Start your engines, it’s another season of RuPaul’s Drag Race!

Season 14 of this seemingly unstoppable show officially kicked off last week, on January 7th, and for the third time in Drag Race herstory (after Seasons 6 and 12) – instead of introducing us to all 14 Queens from the get go – they split the opening episode in two batches of 7 queens each, so now that Episode 2 has aired, it felt right to talk about.

It might come as a surprise to some people but I’ve been watching Drag Race since Season 6. My wife (girlfriend at the time) started to watch them on Netflix UK, and I’d watch the odd one with her, eventually finding myself becoming invested in some of the contestants and wanting to know who was winning. We’ve both been huge fans ever since.

I’ll start by saying that splitting the introduction of the contestants over two episodes is a fantastic choice. We genuinely do get to see more of every queen, rather than trying to juggle 14 new personalities in one hour, where it can be so easy to forget who is who quite quickly. Yes, it’s a shame that one queen still goes home out of each 7, but hey, it’s a competition after all.

The first episode introduced us to some strong queens, like Kornbread Jeté, Kerri Colby and Bosco, as well as some surprising queens such as Willow Pill. It’s too early to get much of an impression from the others, at this stage.

Unfortunately, the first episode also proved – in my opinion – that RuPaul is losing her touch. She lip synced to one of her new songs before the season’s first runway but if a competing queen exuded as little energy in lip syncing as RuPaul did her own song…they’d be called out by all the judges. It felt very out of place, forcing a “look, I still do this” attitude, and while she did do it, she didn’t do it well.

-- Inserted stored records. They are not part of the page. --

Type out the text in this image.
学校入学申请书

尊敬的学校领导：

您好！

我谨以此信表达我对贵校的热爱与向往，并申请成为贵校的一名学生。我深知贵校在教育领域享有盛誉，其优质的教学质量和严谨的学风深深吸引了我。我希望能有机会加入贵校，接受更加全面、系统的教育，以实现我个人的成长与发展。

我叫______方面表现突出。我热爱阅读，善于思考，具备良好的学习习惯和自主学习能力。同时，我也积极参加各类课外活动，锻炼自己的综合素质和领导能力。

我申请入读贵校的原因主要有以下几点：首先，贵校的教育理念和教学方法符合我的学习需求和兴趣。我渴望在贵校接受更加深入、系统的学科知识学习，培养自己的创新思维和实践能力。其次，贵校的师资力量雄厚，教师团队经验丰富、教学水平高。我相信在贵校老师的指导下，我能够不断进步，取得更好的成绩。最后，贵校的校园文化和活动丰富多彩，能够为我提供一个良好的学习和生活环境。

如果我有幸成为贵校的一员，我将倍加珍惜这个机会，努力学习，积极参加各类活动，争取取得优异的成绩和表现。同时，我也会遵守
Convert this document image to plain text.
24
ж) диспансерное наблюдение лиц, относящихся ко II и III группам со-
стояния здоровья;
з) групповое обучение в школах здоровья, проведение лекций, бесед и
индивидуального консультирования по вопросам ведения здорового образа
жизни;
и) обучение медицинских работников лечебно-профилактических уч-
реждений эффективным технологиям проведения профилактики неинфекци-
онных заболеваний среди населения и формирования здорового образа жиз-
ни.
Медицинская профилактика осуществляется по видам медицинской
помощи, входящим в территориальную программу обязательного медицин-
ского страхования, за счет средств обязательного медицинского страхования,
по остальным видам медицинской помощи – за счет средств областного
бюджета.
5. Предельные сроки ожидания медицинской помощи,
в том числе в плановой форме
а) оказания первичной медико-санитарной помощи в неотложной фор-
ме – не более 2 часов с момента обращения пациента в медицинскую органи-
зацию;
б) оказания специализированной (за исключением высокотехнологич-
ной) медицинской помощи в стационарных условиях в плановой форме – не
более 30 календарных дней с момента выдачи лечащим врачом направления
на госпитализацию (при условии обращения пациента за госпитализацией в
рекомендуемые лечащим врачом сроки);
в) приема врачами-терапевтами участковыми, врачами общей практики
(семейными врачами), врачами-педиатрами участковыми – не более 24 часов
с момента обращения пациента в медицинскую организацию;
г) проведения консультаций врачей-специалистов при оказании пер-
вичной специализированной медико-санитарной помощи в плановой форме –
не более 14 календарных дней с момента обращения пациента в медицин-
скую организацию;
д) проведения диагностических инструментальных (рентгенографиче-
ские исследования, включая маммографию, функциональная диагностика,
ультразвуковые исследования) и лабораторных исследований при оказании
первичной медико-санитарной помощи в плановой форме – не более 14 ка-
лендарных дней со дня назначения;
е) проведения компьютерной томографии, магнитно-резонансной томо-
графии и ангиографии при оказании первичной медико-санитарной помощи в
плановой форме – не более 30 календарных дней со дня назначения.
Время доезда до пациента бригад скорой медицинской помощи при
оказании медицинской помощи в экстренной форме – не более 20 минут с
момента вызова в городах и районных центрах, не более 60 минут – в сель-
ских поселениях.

RuPaul also did her usual of making herself laugh with one of her own jokes, then repeating it incessantly at every given opportunity, thus horrifically killing all humour involved. That joke (if you can even call it a joke) was addressing contestant Willow Pill as ‘Wiwwow Piwl’, using a baby voice – cos she looks young. She says it every, single, time. We were only 1 episode down, and it’s already not funny anymore. I think it’s clear that as an individual, RuPaul’s sense of humour has evolved into just finding the weirdest and strangest things absolutely hilarious, whereas I feel as though similar jokes would been received as just weird and strange a few seasons prior.

The second episode, rounding out this season’s batch of queens, gave us the same maxi challenge of a talent show as well as a first in Drag Race herstory in having the first cis gender straight contestant in Maddy Morphosis. The way the ‘reveal’ of this by RuPual to everyone was handled felt a little insensitive to Maddy in my opinion, especially with how fellow queen Daya Betty was dropping hints, almost trying to ‘out’ Maddy’s sexual identity.

This time around, there were no bad jokes from RuPaul, or any judge for that matter, just a totally average talent show, even by Drag Race standards. No-one was cringe worthy awful or bad and there were a few stand out acts – Angeria Paris VanMicheals most notably, but I did like Maddy’s guitar solo even if it was a tad on the low energy side, which isn’t ideal on Drag Race. Talented, it was. Fitting, it wasn’t. Thankfully though, Alicia Keys was the guest judge so was there to appreciate the musical talent.

As a whole, I’m just glad that they didn’t needlessly drag out the opening few episodes as they did in Season 13. It seems as though they learned that that format wasn’t received very well, but we liked getting to know the queens a bit better in the process – hence Season 14’s two part split. It’s looking like it will be another promising season, and also another season that airs simultaneously with another, with ‘Drag Race UK vs The World’, which premieres next month.

And yes. I will be watching that too.

‘RuPaul’s Drag Race’ airs on VH1 in the US and streams on WOW Presents Plus in the UK.